Drug development accelerated by artificial intelligence

The development of biopharmaceuticals, driven by advances in molecular cell biology, has accelerated in the past few decades. However, this development presents a paradox, namely, that highly developed biotechnology has led to lower success rates in clinical trials and higher costs in developing individual drugs. This huge obstacle has made drug development the exclusive privilege of large companies and has limited opportunities for small companies to develop advanced drugs. There is also a huge difference between developed and developing countries in terms of their capacity for pharmaceutical research and development (R&D), and high barriers limit the development of innovative drugs in developing countries.

Since its inception, artificial intelligence (AI)-accelerated drug development has been viewed as a promising alternative to conventional pharmaceutical R&D, with the promise of significantly reducing costs, improving the success, and lowering the barriers for ordinary researchers to develop new drugs.

After more than a decade of AI-based drug development, the technology has moved the field of drug R&D closer to the goal of greater clinical success at lower cost. AI pharmaceutical development has already met several milestones, one of which is deep learning encoding of small molecules. Although small molecules have graph-like structures, they can be unfolded into tree-like structures by breaking the cycles (and adding numerical ring closure labels to show connectivity between non-adjacent atoms), which can be further encoded into one-dimensional strings through tree traversal (SMILES). Machine learning and natural language processing—including recurrent neural networks and recently developed transformer techniques—can be applied to these one-dimensional strings to solve complex problems. Graph neural networks, although seemingly a reasonable approach to representing the structure of molecules, consume excessive amounts of memory and are thus somewhat limited in terms of simulating larger molecules or performing high-throughput calculations.

Representing and predicting the architecture of small molecules are necessary steps before further analysis can be carried out; in particular, the design, modification, and optimization of small molecules for specialized purposes. For example, based on the transformer representation vector, accurate predictions can be made regarding the chemical properties and toxicities of small molecules—such predictions were not previously achievable. Before this kind of R&D can be broadly applied, it is necessary to update the conventional standards for prediction. For example, the prediction accuracy of clinical toxicity is as high as 95 % [1]. The transformer architecture reduces the size of the dataset required to improve the prediction accuracy. The prediction of the one-step inverse synthesis of compounds can also be easily achieved using transformer and Monte Carlo Tree Search [2]; such an approach is simple, elegant, and highly accurate.

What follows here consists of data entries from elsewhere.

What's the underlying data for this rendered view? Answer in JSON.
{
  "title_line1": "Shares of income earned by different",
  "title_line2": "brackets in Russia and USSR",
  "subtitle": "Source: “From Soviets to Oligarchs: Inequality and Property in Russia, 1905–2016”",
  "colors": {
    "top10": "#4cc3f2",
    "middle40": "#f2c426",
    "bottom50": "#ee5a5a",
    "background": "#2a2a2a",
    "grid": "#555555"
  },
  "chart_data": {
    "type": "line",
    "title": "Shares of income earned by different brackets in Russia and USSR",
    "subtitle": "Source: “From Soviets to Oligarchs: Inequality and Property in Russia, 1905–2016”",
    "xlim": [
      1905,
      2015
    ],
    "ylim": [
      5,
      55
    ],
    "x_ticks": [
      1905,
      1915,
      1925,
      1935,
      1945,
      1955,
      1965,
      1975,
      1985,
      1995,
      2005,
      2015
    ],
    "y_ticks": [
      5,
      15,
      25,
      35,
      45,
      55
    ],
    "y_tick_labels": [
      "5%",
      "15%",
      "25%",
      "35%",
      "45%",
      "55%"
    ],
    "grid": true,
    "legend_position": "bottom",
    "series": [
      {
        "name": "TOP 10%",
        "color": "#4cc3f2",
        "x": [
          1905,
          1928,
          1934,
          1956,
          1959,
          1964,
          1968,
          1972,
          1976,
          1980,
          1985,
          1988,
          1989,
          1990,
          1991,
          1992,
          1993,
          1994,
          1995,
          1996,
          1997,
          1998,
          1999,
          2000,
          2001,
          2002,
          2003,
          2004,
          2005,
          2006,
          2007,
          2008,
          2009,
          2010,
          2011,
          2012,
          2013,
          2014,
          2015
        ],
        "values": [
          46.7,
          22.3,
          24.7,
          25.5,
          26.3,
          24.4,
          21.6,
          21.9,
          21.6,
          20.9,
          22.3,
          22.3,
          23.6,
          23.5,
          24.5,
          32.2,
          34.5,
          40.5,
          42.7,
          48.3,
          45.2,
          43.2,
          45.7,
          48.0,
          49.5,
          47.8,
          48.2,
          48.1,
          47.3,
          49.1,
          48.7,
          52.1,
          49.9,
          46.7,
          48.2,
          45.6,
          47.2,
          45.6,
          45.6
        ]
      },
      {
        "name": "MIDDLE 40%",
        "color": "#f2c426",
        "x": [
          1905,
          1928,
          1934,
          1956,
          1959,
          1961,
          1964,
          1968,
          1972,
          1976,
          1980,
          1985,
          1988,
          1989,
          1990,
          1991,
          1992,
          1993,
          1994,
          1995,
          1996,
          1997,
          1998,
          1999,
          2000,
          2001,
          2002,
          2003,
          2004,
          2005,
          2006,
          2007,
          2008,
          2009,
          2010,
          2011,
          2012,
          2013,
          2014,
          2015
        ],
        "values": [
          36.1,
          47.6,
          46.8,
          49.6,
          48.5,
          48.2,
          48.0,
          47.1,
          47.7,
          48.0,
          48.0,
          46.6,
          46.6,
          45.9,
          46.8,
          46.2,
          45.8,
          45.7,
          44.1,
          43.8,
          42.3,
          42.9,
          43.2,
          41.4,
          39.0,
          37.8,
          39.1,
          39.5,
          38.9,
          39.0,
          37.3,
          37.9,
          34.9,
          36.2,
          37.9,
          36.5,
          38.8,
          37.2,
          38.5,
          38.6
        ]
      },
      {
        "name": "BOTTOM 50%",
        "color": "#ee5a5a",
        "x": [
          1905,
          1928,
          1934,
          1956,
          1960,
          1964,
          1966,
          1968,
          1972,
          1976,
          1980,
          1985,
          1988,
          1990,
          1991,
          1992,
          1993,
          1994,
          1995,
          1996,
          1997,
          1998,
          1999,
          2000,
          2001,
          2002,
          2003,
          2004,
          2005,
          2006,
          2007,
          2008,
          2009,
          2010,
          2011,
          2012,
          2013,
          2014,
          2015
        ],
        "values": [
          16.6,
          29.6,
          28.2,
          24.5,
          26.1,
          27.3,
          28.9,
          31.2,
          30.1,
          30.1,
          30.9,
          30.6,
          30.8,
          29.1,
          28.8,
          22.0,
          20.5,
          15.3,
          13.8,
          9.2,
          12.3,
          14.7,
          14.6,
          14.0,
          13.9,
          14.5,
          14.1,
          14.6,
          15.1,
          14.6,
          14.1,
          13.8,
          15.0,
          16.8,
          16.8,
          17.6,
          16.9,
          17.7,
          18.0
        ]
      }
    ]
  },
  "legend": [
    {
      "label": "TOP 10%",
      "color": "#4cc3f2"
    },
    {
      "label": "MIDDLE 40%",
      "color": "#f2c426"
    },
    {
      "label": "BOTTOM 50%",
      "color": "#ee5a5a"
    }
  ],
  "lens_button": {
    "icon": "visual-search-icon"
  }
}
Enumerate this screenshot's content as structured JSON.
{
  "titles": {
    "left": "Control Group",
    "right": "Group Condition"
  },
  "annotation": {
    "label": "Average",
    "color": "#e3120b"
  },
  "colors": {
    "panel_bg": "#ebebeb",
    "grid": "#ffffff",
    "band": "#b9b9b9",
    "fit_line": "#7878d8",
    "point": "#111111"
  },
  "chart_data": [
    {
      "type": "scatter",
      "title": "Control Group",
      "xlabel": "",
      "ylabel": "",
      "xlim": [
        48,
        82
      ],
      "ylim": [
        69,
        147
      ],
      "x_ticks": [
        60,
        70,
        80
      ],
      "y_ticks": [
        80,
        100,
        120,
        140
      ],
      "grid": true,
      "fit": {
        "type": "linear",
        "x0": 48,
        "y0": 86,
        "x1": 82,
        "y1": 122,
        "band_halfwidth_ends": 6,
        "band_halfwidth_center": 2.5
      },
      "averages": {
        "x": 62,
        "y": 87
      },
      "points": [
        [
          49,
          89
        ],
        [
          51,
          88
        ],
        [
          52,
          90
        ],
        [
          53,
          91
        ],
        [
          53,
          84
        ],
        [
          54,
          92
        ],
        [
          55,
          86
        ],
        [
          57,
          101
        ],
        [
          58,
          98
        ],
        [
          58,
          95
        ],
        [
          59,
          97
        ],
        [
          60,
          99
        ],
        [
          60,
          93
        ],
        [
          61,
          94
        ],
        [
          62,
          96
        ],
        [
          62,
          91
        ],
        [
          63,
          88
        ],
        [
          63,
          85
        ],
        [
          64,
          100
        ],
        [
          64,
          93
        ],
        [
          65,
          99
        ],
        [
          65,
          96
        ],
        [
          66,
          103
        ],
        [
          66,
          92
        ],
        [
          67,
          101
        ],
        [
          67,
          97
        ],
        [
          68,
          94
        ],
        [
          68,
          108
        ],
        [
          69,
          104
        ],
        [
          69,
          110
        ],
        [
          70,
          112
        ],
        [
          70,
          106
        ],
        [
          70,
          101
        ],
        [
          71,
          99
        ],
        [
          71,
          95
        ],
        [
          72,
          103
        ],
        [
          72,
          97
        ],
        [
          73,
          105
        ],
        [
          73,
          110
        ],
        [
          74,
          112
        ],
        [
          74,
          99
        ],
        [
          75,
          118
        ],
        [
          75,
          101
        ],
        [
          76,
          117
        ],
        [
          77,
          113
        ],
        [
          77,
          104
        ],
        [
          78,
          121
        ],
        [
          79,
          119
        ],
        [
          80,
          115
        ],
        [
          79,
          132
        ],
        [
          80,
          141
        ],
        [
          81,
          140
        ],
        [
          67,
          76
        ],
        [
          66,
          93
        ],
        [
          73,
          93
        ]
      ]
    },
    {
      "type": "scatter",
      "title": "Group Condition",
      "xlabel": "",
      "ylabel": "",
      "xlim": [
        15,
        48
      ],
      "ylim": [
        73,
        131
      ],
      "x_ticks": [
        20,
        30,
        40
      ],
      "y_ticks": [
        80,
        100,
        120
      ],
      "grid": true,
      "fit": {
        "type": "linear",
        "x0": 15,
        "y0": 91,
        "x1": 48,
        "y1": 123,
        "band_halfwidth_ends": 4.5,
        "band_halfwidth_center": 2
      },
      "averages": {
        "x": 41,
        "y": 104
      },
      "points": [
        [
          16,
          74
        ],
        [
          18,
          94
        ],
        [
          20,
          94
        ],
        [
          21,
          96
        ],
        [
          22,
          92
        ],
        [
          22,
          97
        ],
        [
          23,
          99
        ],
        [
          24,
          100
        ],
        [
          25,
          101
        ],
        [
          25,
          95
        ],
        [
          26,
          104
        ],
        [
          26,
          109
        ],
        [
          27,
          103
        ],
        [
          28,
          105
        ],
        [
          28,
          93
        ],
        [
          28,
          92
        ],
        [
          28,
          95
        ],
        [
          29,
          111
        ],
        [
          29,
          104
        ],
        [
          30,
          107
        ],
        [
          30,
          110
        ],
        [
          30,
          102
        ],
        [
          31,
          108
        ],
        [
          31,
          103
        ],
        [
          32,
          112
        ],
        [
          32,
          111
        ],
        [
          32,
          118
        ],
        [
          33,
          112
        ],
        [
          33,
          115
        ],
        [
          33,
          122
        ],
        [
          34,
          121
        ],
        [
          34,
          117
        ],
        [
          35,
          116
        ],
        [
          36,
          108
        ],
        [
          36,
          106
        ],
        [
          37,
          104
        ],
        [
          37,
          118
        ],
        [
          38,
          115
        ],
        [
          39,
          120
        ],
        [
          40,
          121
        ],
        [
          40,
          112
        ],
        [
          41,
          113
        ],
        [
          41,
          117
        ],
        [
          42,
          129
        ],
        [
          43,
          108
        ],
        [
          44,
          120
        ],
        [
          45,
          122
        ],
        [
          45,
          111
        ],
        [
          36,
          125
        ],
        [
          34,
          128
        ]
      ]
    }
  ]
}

Compared to the simplicity of small molecule representation, the deep learning representation of target protein structures is very challenging. This is because of the considerable size of proteins (reflected in their molecular weight) and the fact that the information that would be useful for drug design is derived from local three-dimensional structures and even from the dynamic conformation of the protein. Based on the invariant geometric coding information of local pockets, different design models can be trained on enhanced datasets. The challenge of design is that we need to consider not only high affinity but also other properties, such as ease of synthesis and safety. In short, an elegant and efficient solution remains elusive. A framework for multi-objective design appears to be very important. The serial uses of multiple filter models to screen different properties is essentially brute-force screening and is not sufficiently intelligent. The transformer framework is very powerful but lacks a latent space in which random walks are performed in order to generate systematic variations. The use of variational autoencoders may be a good choice, and there are case studies of this approach [3]. Of course, many factors need to be considered, such as the number of molecules included in the training set, to fully reflect the real neighbors around each molecule.

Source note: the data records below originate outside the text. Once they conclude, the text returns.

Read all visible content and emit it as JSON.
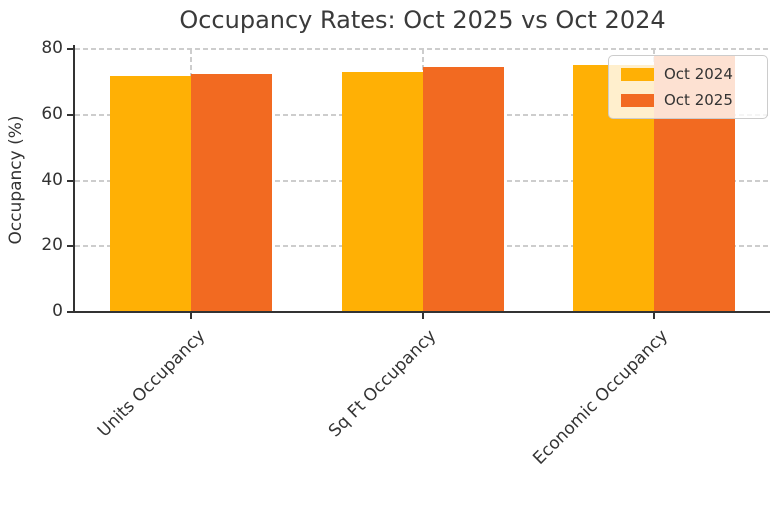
{
  "title": "Occupancy Rates: Oct 2025 vs Oct 2024",
  "colors": {
    "oct_2024_bar": "#FFB005",
    "oct_2025_bar": "#F26A21",
    "grid": "#cdcdcd",
    "axis": "#333333",
    "text": "#333333"
  },
  "chart_data": {
    "type": "bar",
    "title": "Occupancy Rates: Oct 2025 vs Oct 2024",
    "xlabel": "",
    "ylabel": "Occupancy (%)",
    "categories": [
      "Units Occupancy",
      "Sq Ft Occupancy",
      "Economic Occupancy"
    ],
    "series": [
      {
        "name": "Oct 2024",
        "color": "#FFB005",
        "values": [
          71.7,
          72.9,
          75.2
        ]
      },
      {
        "name": "Oct 2025",
        "color": "#F26A21",
        "values": [
          72.5,
          74.6,
          77.8
        ]
      }
    ],
    "ylim": [
      0,
      80
    ],
    "yticks": [
      0,
      20,
      40,
      60,
      80
    ],
    "grid": "dashed, horizontal and vertical",
    "legend_position": "upper right",
    "xtick_rotation": 45
  }
}
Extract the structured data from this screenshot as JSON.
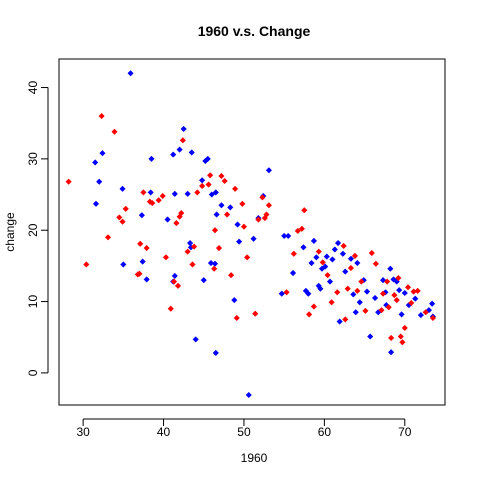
{
  "chart_data": {
    "type": "scatter",
    "title": "1960 v.s. Change",
    "xlabel": "1960",
    "ylabel": "change",
    "xlim": [
      27,
      75
    ],
    "ylim": [
      -4.5,
      44
    ],
    "xticks": [
      30,
      40,
      50,
      60,
      70
    ],
    "yticks": [
      0,
      10,
      20,
      30,
      40
    ],
    "grid": false,
    "legend": "none",
    "series": [
      {
        "color": "#0000ff",
        "marker": "diamond",
        "points": [
          [
            31.5,
            29.5
          ],
          [
            32.0,
            26.8
          ],
          [
            32.4,
            30.8
          ],
          [
            31.6,
            23.7
          ],
          [
            34.9,
            25.8
          ],
          [
            35.0,
            15.2
          ],
          [
            35.9,
            42.0
          ],
          [
            37.4,
            15.6
          ],
          [
            37.3,
            22.1
          ],
          [
            37.9,
            13.1
          ],
          [
            38.5,
            30.0
          ],
          [
            38.4,
            25.3
          ],
          [
            40.5,
            21.5
          ],
          [
            41.2,
            12.8
          ],
          [
            41.4,
            13.6
          ],
          [
            41.2,
            30.6
          ],
          [
            41.4,
            25.1
          ],
          [
            42.5,
            34.2
          ],
          [
            42.0,
            31.3
          ],
          [
            43.0,
            25.1
          ],
          [
            43.4,
            17.6
          ],
          [
            43.3,
            18.2
          ],
          [
            43.5,
            30.9
          ],
          [
            44.0,
            4.7
          ],
          [
            44.8,
            27.0
          ],
          [
            45.0,
            13.0
          ],
          [
            45.2,
            29.7
          ],
          [
            45.5,
            30.0
          ],
          [
            45.9,
            15.4
          ],
          [
            46.0,
            25.0
          ],
          [
            46.5,
            25.3
          ],
          [
            46.4,
            15.3
          ],
          [
            46.5,
            2.8
          ],
          [
            46.6,
            22.2
          ],
          [
            47.2,
            23.5
          ],
          [
            48.3,
            23.2
          ],
          [
            48.8,
            10.2
          ],
          [
            49.2,
            20.8
          ],
          [
            49.4,
            18.4
          ],
          [
            50.6,
            -3.1
          ],
          [
            51.2,
            18.8
          ],
          [
            51.8,
            21.7
          ],
          [
            52.4,
            24.8
          ],
          [
            53.1,
            28.4
          ],
          [
            54.7,
            11.1
          ],
          [
            55.0,
            19.2
          ],
          [
            55.5,
            19.2
          ],
          [
            56.1,
            14.0
          ],
          [
            57.4,
            17.6
          ],
          [
            57.7,
            11.5
          ],
          [
            58.0,
            11.1
          ],
          [
            58.4,
            15.4
          ],
          [
            58.7,
            18.5
          ],
          [
            59.0,
            16.2
          ],
          [
            59.3,
            12.2
          ],
          [
            59.5,
            11.8
          ],
          [
            59.7,
            14.6
          ],
          [
            60.1,
            14.9
          ],
          [
            60.3,
            16.3
          ],
          [
            60.7,
            12.8
          ],
          [
            61.0,
            15.9
          ],
          [
            61.3,
            17.3
          ],
          [
            61.7,
            18.2
          ],
          [
            61.9,
            7.2
          ],
          [
            62.3,
            16.7
          ],
          [
            62.6,
            14.2
          ],
          [
            63.3,
            16.0
          ],
          [
            63.6,
            11.0
          ],
          [
            63.9,
            8.5
          ],
          [
            64.1,
            15.4
          ],
          [
            64.4,
            9.9
          ],
          [
            64.9,
            13.0
          ],
          [
            65.3,
            11.4
          ],
          [
            65.7,
            5.1
          ],
          [
            66.3,
            10.5
          ],
          [
            66.7,
            8.5
          ],
          [
            67.3,
            13.0
          ],
          [
            67.6,
            11.3
          ],
          [
            67.7,
            9.5
          ],
          [
            68.2,
            14.6
          ],
          [
            68.6,
            13.1
          ],
          [
            68.3,
            2.9
          ],
          [
            69.0,
            12.8
          ],
          [
            69.3,
            11.6
          ],
          [
            69.6,
            8.2
          ],
          [
            70.0,
            11.2
          ],
          [
            70.5,
            9.5
          ],
          [
            71.3,
            10.4
          ],
          [
            72.0,
            8.1
          ],
          [
            73.0,
            8.8
          ],
          [
            73.4,
            9.7
          ],
          [
            73.5,
            7.9
          ]
        ]
      },
      {
        "color": "#ff0000",
        "marker": "diamond",
        "points": [
          [
            28.2,
            26.8
          ],
          [
            30.4,
            15.2
          ],
          [
            32.3,
            36.0
          ],
          [
            33.1,
            19.0
          ],
          [
            33.9,
            33.8
          ],
          [
            34.5,
            21.8
          ],
          [
            34.9,
            21.2
          ],
          [
            35.3,
            23.0
          ],
          [
            36.8,
            13.8
          ],
          [
            37.0,
            13.9
          ],
          [
            37.1,
            18.1
          ],
          [
            37.5,
            25.3
          ],
          [
            37.9,
            17.5
          ],
          [
            38.3,
            24.0
          ],
          [
            38.6,
            23.8
          ],
          [
            39.4,
            24.2
          ],
          [
            39.9,
            24.8
          ],
          [
            40.3,
            16.2
          ],
          [
            40.9,
            9.0
          ],
          [
            41.3,
            12.8
          ],
          [
            41.6,
            21.0
          ],
          [
            41.8,
            12.2
          ],
          [
            42.0,
            21.9
          ],
          [
            42.2,
            22.4
          ],
          [
            42.4,
            32.6
          ],
          [
            43.0,
            17.0
          ],
          [
            43.6,
            15.2
          ],
          [
            43.8,
            17.7
          ],
          [
            44.2,
            25.3
          ],
          [
            44.8,
            26.2
          ],
          [
            45.6,
            26.4
          ],
          [
            45.8,
            27.7
          ],
          [
            46.3,
            14.6
          ],
          [
            46.4,
            20.0
          ],
          [
            46.9,
            17.5
          ],
          [
            47.2,
            27.6
          ],
          [
            47.6,
            26.9
          ],
          [
            47.9,
            22.2
          ],
          [
            48.4,
            13.7
          ],
          [
            48.9,
            25.8
          ],
          [
            49.1,
            7.7
          ],
          [
            49.8,
            23.7
          ],
          [
            50.0,
            20.5
          ],
          [
            50.4,
            16.2
          ],
          [
            51.4,
            8.3
          ],
          [
            51.8,
            21.5
          ],
          [
            52.3,
            24.6
          ],
          [
            52.6,
            21.7
          ],
          [
            52.8,
            22.2
          ],
          [
            53.1,
            23.5
          ],
          [
            55.3,
            11.3
          ],
          [
            56.2,
            16.7
          ],
          [
            56.7,
            19.9
          ],
          [
            57.2,
            20.2
          ],
          [
            57.5,
            22.8
          ],
          [
            58.1,
            8.2
          ],
          [
            58.7,
            9.3
          ],
          [
            59.3,
            17.0
          ],
          [
            59.8,
            15.5
          ],
          [
            60.4,
            13.7
          ],
          [
            60.9,
            9.9
          ],
          [
            61.6,
            11.3
          ],
          [
            62.4,
            17.8
          ],
          [
            62.6,
            7.5
          ],
          [
            62.9,
            11.8
          ],
          [
            63.3,
            14.7
          ],
          [
            63.8,
            16.4
          ],
          [
            64.1,
            11.5
          ],
          [
            64.6,
            12.8
          ],
          [
            65.1,
            8.7
          ],
          [
            65.9,
            16.8
          ],
          [
            66.4,
            15.3
          ],
          [
            67.1,
            8.8
          ],
          [
            67.3,
            11.1
          ],
          [
            67.8,
            12.8
          ],
          [
            68.0,
            9.2
          ],
          [
            68.3,
            4.9
          ],
          [
            68.7,
            10.9
          ],
          [
            69.0,
            10.2
          ],
          [
            69.2,
            13.3
          ],
          [
            69.5,
            5.1
          ],
          [
            69.7,
            4.3
          ],
          [
            70.0,
            6.3
          ],
          [
            70.4,
            12.0
          ],
          [
            70.8,
            9.8
          ],
          [
            71.1,
            11.4
          ],
          [
            71.6,
            11.5
          ],
          [
            72.6,
            8.5
          ],
          [
            73.5,
            7.7
          ]
        ]
      }
    ]
  }
}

The advantage of the deep neural network approach is that any complex internal mechanism may be captured in a black box, provided there is a large amount of reliable input-output data. Therefore, even in cases where the target is not well defined, deep neural networks can be used to fit the structures of small molecules and the expression profile changes in the cell caused by the treatment. By connecting expression profile changes related to diseases, the ability of small molecules to regulate key disease-related genes can be predicted, thereby directly predicting drug efficacy [4]. This was not possible before the advent of AI techniques applied in pharmaceutical R&D.

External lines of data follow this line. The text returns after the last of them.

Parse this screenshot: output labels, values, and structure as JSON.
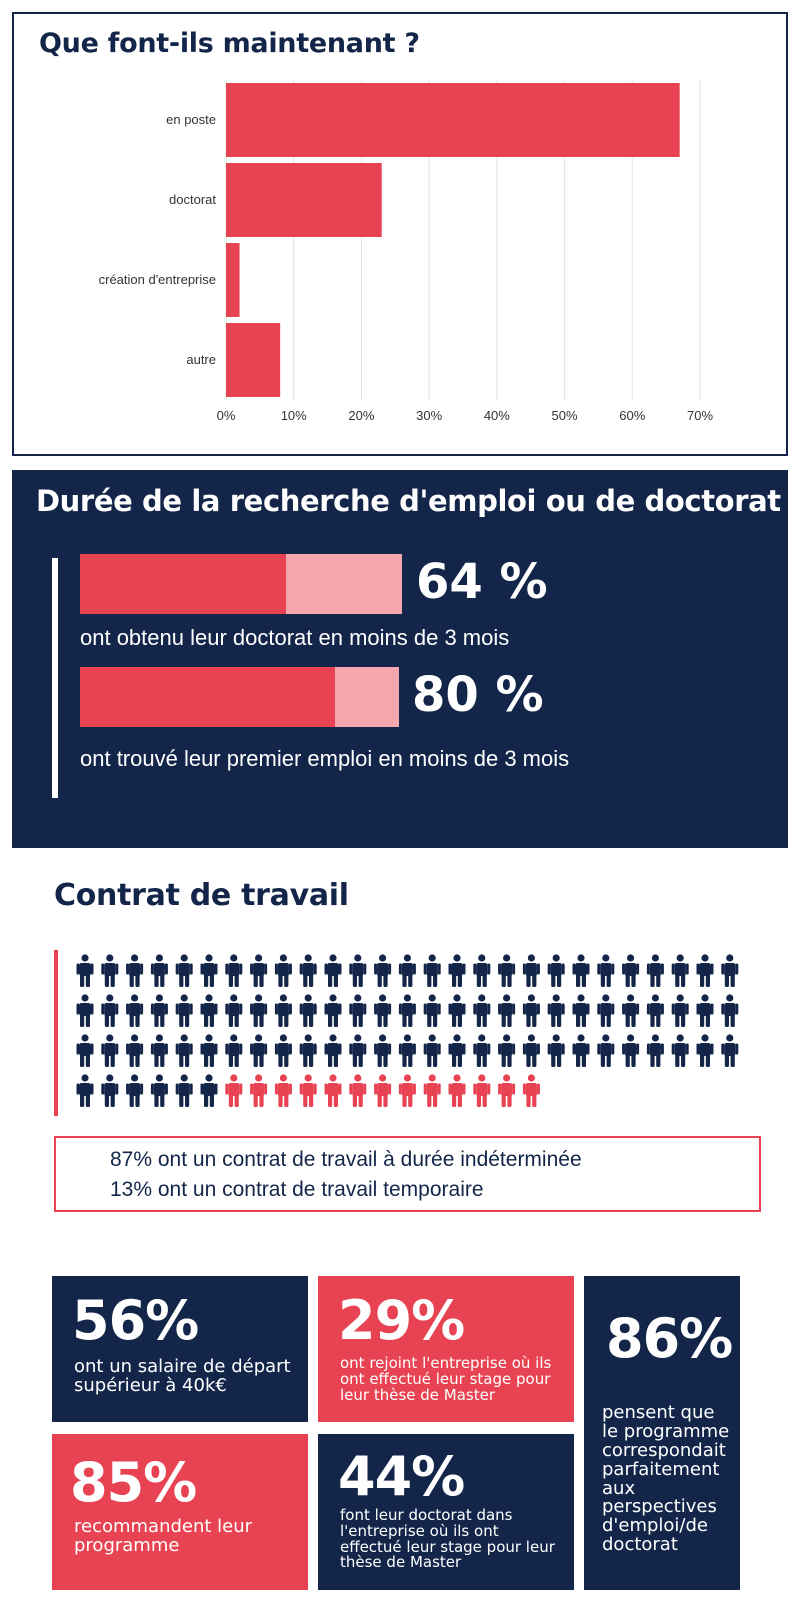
{
  "section1": {
    "title": "Que font-ils maintenant ?"
  },
  "chart_data": {
    "type": "bar",
    "orientation": "horizontal",
    "categories": [
      "en poste",
      "doctorat",
      "création d'entreprise",
      "autre"
    ],
    "values": [
      67,
      23,
      2,
      8
    ],
    "unit": "%",
    "xlim": [
      0,
      70
    ],
    "x_ticks": [
      "0%",
      "10%",
      "20%",
      "30%",
      "40%",
      "50%",
      "60%",
      "70%"
    ],
    "grid": true,
    "bar_color": "#e84352"
  },
  "section2": {
    "title": "Durée de la recherche d'emploi ou de doctorat",
    "items": [
      {
        "pct_label": "64 %",
        "value": 64,
        "desc": "ont obtenu leur doctorat en moins de 3 mois"
      },
      {
        "pct_label": "80 %",
        "value": 80,
        "desc": "ont trouvé leur premier emploi en moins de 3 mois"
      }
    ],
    "colors": {
      "fill": "#e84352",
      "remainder": "#f6a6ad"
    }
  },
  "section3": {
    "title": "Contrat de travail",
    "people": {
      "total": 100,
      "permanent": 87,
      "temporary": 13,
      "permanent_color": "#13264a",
      "temporary_color": "#e84352"
    },
    "lines": [
      "87% ont un contrat de travail à durée indéterminée",
      "13% ont un contrat de travail temporaire"
    ]
  },
  "tiles": [
    {
      "pct": "56%",
      "text": "ont un salaire de départ supérieur à 40k€",
      "color": "navy"
    },
    {
      "pct": "29%",
      "text": "ont rejoint l'entreprise où ils ont effectué leur stage pour leur thèse de Master",
      "color": "red"
    },
    {
      "pct": "86%",
      "text": "pensent que le programme correspondait parfaitement aux perspectives d'emploi/de doctorat",
      "color": "navy"
    },
    {
      "pct": "85%",
      "text": "recommandent leur programme",
      "color": "red"
    },
    {
      "pct": "44%",
      "text": "font leur doctorat dans l'entreprise où ils ont effectué leur stage pour leur thèse de Master",
      "color": "navy"
    }
  ]
}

AlphaFold [5], an AI program that predicts protein structures, solves another long-standing problem; that is, how the one-dimensional sequence of amino acids determines the three-dimensional structure. Although AlphaFold is based on a phenomenological approach (rather than first principles), it represents significant progress in AI applications and has practical value. By exchanging the positions of the input amino acid sequences and model parameters, known structures can be input for protein sequence design, which greatly reduces the cost and threshold of molecule design and improves efficiency. In terms of small-molecule drug development, the protein structures predicted by AlphaFold may not be sufficiently accurate at this stage; more systematic evaluations are needed before the utility of this program can be assessed.